Kaum anders verhält es sich mit der Ankündigung, per Ende August rund 270 APIs ausführlich dokumentieren und der Allgemeinheit zugänglich machen zu wollen sowie 113 Client/Server-Protokolle offen zu legen. Dieser an und für sich vernünftige Schritt wäre meines Erachtens schon lange fällig gewesen.



Doch Microsoft wäre nicht Microsoft, wenn die Sache nicht einen Haken hätte: Die interessierten Entwicklerfirmen bekommen zwar die API-Informationen gratis, doch werden sie für die Protokoll-Dokumentationen via Lizenzgebühren zur Kasse gebeten.
Man muss eben Ideen für Business-Modelle haben und das Zwingende mit dem Nützlichen verbinden!

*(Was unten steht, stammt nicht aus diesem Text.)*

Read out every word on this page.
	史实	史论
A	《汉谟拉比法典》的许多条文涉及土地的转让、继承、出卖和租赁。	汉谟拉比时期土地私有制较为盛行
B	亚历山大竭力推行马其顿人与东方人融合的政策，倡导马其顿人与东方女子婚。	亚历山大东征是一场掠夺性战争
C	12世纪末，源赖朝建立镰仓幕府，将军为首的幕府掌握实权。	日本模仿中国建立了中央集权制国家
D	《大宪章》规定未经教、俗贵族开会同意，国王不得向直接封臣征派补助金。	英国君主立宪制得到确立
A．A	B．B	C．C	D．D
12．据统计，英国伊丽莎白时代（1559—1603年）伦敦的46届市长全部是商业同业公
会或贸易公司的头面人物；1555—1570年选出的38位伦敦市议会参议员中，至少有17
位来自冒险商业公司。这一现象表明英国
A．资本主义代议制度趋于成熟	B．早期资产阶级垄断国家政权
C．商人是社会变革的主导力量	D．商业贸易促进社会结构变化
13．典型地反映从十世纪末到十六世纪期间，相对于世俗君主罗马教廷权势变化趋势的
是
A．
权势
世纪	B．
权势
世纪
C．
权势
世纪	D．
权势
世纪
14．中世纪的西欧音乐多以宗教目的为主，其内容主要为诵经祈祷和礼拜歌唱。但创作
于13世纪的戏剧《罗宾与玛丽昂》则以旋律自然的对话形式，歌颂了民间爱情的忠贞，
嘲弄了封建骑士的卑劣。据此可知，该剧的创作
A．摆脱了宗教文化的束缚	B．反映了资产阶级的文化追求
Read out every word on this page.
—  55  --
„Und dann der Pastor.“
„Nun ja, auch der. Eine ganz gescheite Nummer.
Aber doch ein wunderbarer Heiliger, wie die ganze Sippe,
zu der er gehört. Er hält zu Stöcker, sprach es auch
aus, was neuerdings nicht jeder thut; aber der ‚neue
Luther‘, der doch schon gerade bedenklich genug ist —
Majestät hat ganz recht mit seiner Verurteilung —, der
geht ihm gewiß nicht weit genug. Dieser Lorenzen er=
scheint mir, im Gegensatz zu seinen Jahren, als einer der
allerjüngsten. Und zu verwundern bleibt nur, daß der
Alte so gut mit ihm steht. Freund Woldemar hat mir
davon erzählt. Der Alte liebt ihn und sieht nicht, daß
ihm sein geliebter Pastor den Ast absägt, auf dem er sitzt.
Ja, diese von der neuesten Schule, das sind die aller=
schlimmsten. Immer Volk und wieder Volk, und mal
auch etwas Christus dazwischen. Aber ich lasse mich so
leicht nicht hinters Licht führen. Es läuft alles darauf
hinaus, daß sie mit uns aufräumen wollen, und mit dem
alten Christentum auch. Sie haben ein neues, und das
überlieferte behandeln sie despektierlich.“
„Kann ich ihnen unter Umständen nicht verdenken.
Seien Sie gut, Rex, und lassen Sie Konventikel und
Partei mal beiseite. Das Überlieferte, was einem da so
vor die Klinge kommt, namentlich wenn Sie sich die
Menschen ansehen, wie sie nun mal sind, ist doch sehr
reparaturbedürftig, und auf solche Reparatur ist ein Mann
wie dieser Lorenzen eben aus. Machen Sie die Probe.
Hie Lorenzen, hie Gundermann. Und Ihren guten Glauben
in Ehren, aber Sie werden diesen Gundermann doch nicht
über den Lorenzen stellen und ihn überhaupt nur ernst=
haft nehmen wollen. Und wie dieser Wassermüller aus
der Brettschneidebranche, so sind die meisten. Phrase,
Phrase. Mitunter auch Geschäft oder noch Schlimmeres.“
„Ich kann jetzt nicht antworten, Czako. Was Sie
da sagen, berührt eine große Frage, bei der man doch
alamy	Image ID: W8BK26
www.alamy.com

Ob diese doch eher halbherzigen Beschwichtigungsversuche den Prozessausgang zu Gunsten der Gates-Company werden beeinflussen können, wage ich zu bezweifeln. Immerhin liegen Welten zwischen der ursprünglichen Forderung, Microsoft aufzuteilen und den aktuellen Zugeständnissen. Wie die Geschichte ausserdem gezeigt hat, führten Appeasement-Strategien nur selten zum gewünschten Erfolg.